#### NLP-enriched News Intelligence platform
##### Preliminary
```
project
│ README.md
│ environment.yml
│
└───data
│ │ topic_classification_data.csv
│
└───results
│ │ topic_classifier.pkl
│ │ learning_curves.png
│ │ enhanced_news.csv
|
|───nlp_engine
│
```
###### Does the structure of the project look like the above?
###### Does the environment contain all libraries used and their versions that are necessary to run the code?
##### Scraper
##### There are at least 300 news articles stored in the file system or the database.
##### Run the scraper with `python scraper_news.py` and fetch 3 documents. The scraper is not expected to fetch 3 documents and stop by itself, you can stop it manually.
###### Does it run without any error and store the 3 files as expected?
##### Topic classifier
###### Are the learning curves provided?
###### Do the learning curves prove the topics classifier is trained correctly - without overfitting?

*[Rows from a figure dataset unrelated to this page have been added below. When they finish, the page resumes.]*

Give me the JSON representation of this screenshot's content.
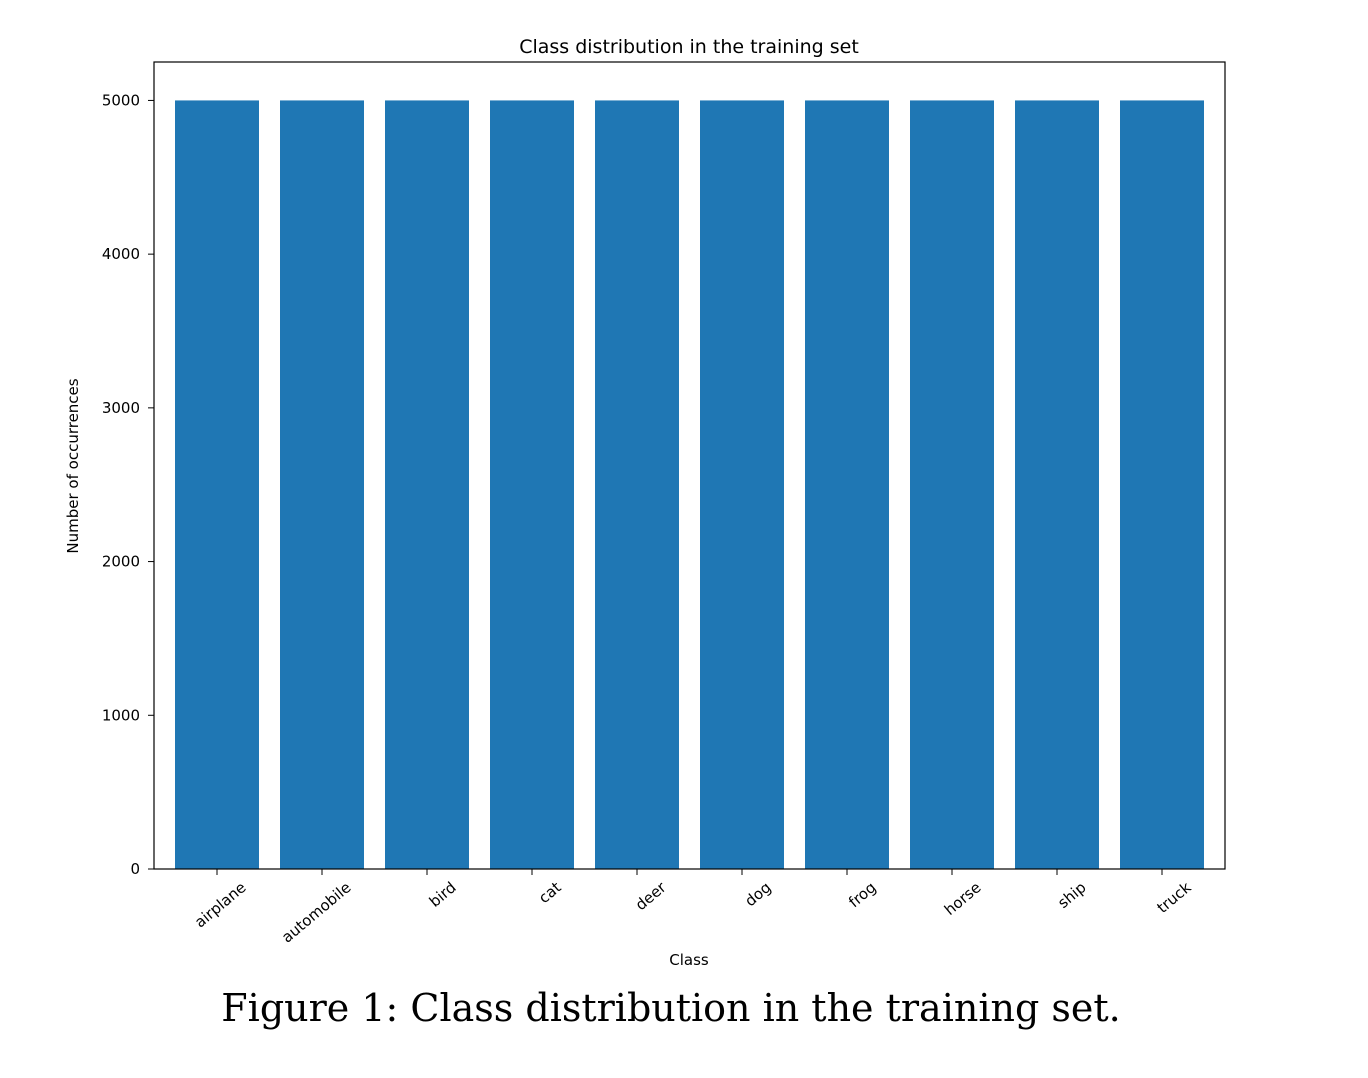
{
  "chart_data": {
    "type": "bar",
    "title": "Class distribution in the training set",
    "xlabel": "Class",
    "ylabel": "Number of occurrences",
    "categories": [
      "airplane",
      "automobile",
      "bird",
      "cat",
      "deer",
      "dog",
      "frog",
      "horse",
      "ship",
      "truck"
    ],
    "values": [
      5000,
      5000,
      5000,
      5000,
      5000,
      5000,
      5000,
      5000,
      5000,
      5000
    ],
    "ylim": [
      0,
      5250
    ],
    "yticks": [
      0,
      1000,
      2000,
      3000,
      4000,
      5000
    ],
    "bar_color": "#1f77b4",
    "grid": false,
    "legend": "none"
  },
  "caption": {
    "text": "Figure 1: Class distribution in the training set."
  }
}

###### Can you run the topic classifier model on the test set without any error?
###### Does the topic classifier score an accuracy higher than 95%?
##### Scandal detection
###### Does the `README.md` explain the choice of embeddings and distance?
###### Does the DataFrame flag the top 10 articles with the highest likelihood of environmental scandal?

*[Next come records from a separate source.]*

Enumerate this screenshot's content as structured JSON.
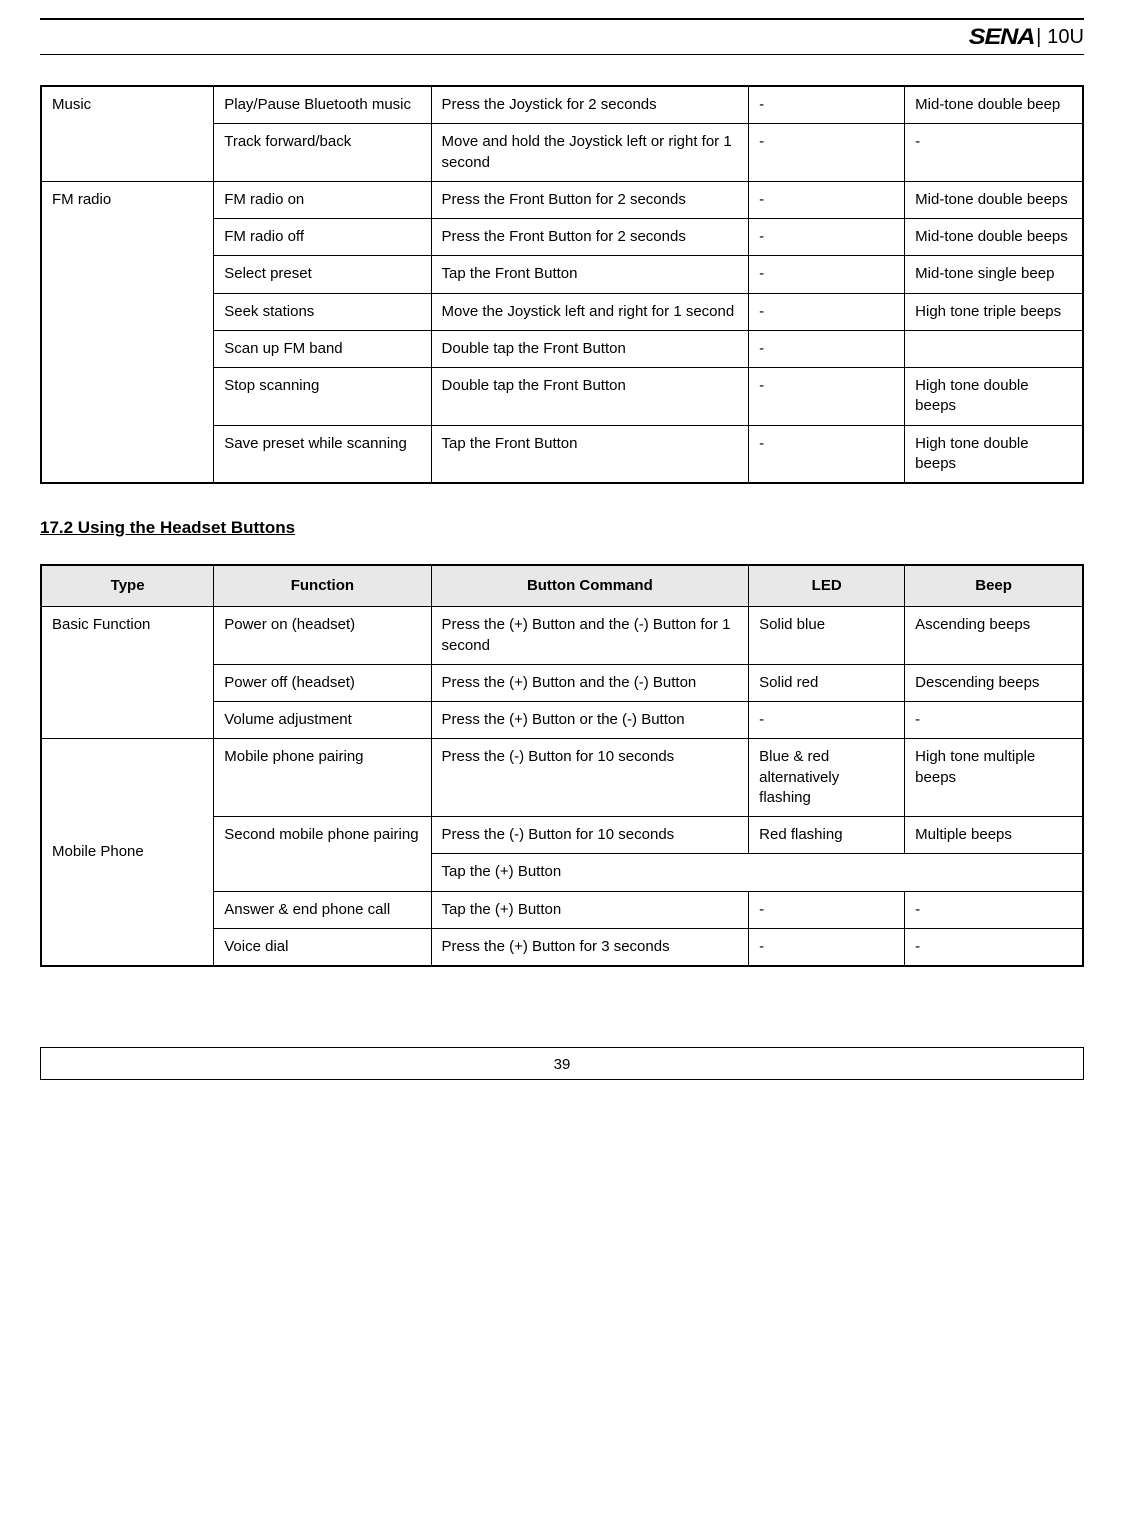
{
  "header": {
    "brand": "SENA",
    "model": "10U"
  },
  "table1": {
    "groups": [
      {
        "type": "Music",
        "rows": [
          {
            "func": "Play/Pause Bluetooth music",
            "cmd": "Press the Joystick for 2 seconds",
            "led": "-",
            "beep": "Mid-tone double beep"
          },
          {
            "func": "Track forward/back",
            "cmd": "Move and hold the Joystick left or right for 1 second",
            "led": "-",
            "beep": "-"
          }
        ]
      },
      {
        "type": "FM radio",
        "rows": [
          {
            "func": "FM radio on",
            "cmd": "Press the Front Button for 2 seconds",
            "led": "-",
            "beep": "Mid-tone double beeps"
          },
          {
            "func": "FM radio off",
            "cmd": "Press the Front Button for 2 seconds",
            "led": "-",
            "beep": "Mid-tone double beeps"
          },
          {
            "func": "Select preset",
            "cmd": "Tap the Front Button",
            "led": "-",
            "beep": "Mid-tone single beep"
          },
          {
            "func": "Seek stations",
            "cmd": "Move the Joystick left and right for 1 second",
            "led": "-",
            "beep": "High tone triple beeps"
          },
          {
            "func": "Scan up FM band",
            "cmd": "Double tap the Front Button",
            "led": "-",
            "beep": ""
          },
          {
            "func": "Stop scanning",
            "cmd": "Double tap the Front Button",
            "led": "-",
            "beep": "High tone double beeps"
          },
          {
            "func": "Save preset while scanning",
            "cmd": "Tap the Front Button",
            "led": "-",
            "beep": "High tone double beeps"
          }
        ]
      }
    ]
  },
  "section_title": "17.2 Using the Headset Buttons",
  "table2": {
    "headers": {
      "type": "Type",
      "func": "Function",
      "cmd": "Button Command",
      "led": "LED",
      "beep": "Beep"
    },
    "groups": [
      {
        "type": "Basic Function",
        "rows": [
          {
            "func": "Power on (headset)",
            "cmd": "Press the (+) Button and the (-) Button for 1 second",
            "cmd_justify": true,
            "led": "Solid blue",
            "beep": "Ascending beeps"
          },
          {
            "func": "Power off (headset)",
            "cmd": "Press the (+) Button and the (-) Button",
            "cmd_justify": true,
            "led": "Solid red",
            "beep": "Descending beeps"
          },
          {
            "func": "Volume adjustment",
            "cmd": "Press the (+) Button or the (-) Button",
            "cmd_justify": true,
            "led": "-",
            "beep": "-"
          }
        ]
      },
      {
        "type": "Mobile Phone",
        "type_valign": "middle",
        "rows": [
          {
            "func": "Mobile phone pairing",
            "cmd": "Press the (-) Button for 10 seconds",
            "cmd_justify": true,
            "led": "Blue & red alternatively flashing",
            "led_justify": true,
            "beep": "High tone multiple beeps",
            "beep_justify": true
          },
          {
            "func": "Second mobile phone pairing",
            "func_rowspan": 2,
            "func_justify": true,
            "cmd": "Press the (-) Button for 10 seconds",
            "cmd_justify": true,
            "led": "Red flashing",
            "beep": "Multiple beeps"
          },
          {
            "cmd": "Tap the (+) Button",
            "cmd_colspan": 3
          },
          {
            "func": "Answer & end phone call",
            "cmd": "Tap the (+) Button",
            "led": "-",
            "beep": "-"
          },
          {
            "func": "Voice dial",
            "cmd": "Press the (+) Button for 3 seconds",
            "led": "-",
            "beep": "-"
          }
        ]
      }
    ]
  },
  "page_number": "39"
}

###### Is the distance or similarity saved in the DataFrame?
##### NLP engine output on 300 articles
###### Does the DataFrame contain 300 different rows?
###### Are the columns of the DataFrame as expected?
```
Date scraped (date)
Title (str)
URL (str)
Body (str)
Org (str)
Topics (list str)
Sentiment (list float or float)
Scandal_distance (float)
Top_10 (bool)
```
##### Analyse the DataFrame with 300 articles: relevance of the topics matched, relevance of the sentiment, relevance of the scandal detected and relevance of the companies matched. The algorithms are not 100% accurate, so you should expect a few issues in the results.
##### NLP engine on 3 articles
###### Can you run `python nlp_enriched_news.py` without any error?
###### Does the output of the NLP engine correspond to the output below?
```prompt
python nlp_enriched_news.py
Enriching < URL > :
Cleaning document ... (optional)
---------- Detect entities ----------
Detected < X > companies which are < company_1 > and < company_2 >
---------- Topic detection ----------
Text preprocessing ...
The topic of the article is: < topic >
---------- Sentiment analysis ----------
Text preprocessing ... (optional)
The title which is < title > is < sentiment >
The body of the article is < sentiment >
---------- Scandal detection ----------
Computing embeddings and distance ...
Environmental scandal detected for < entity >
```
##### Analyse the output: relevance of the topic(s) matched, relevance of the sentiment, relevance of the scandal detected (if detected on the three articles) and relevance of the company(ies) matched.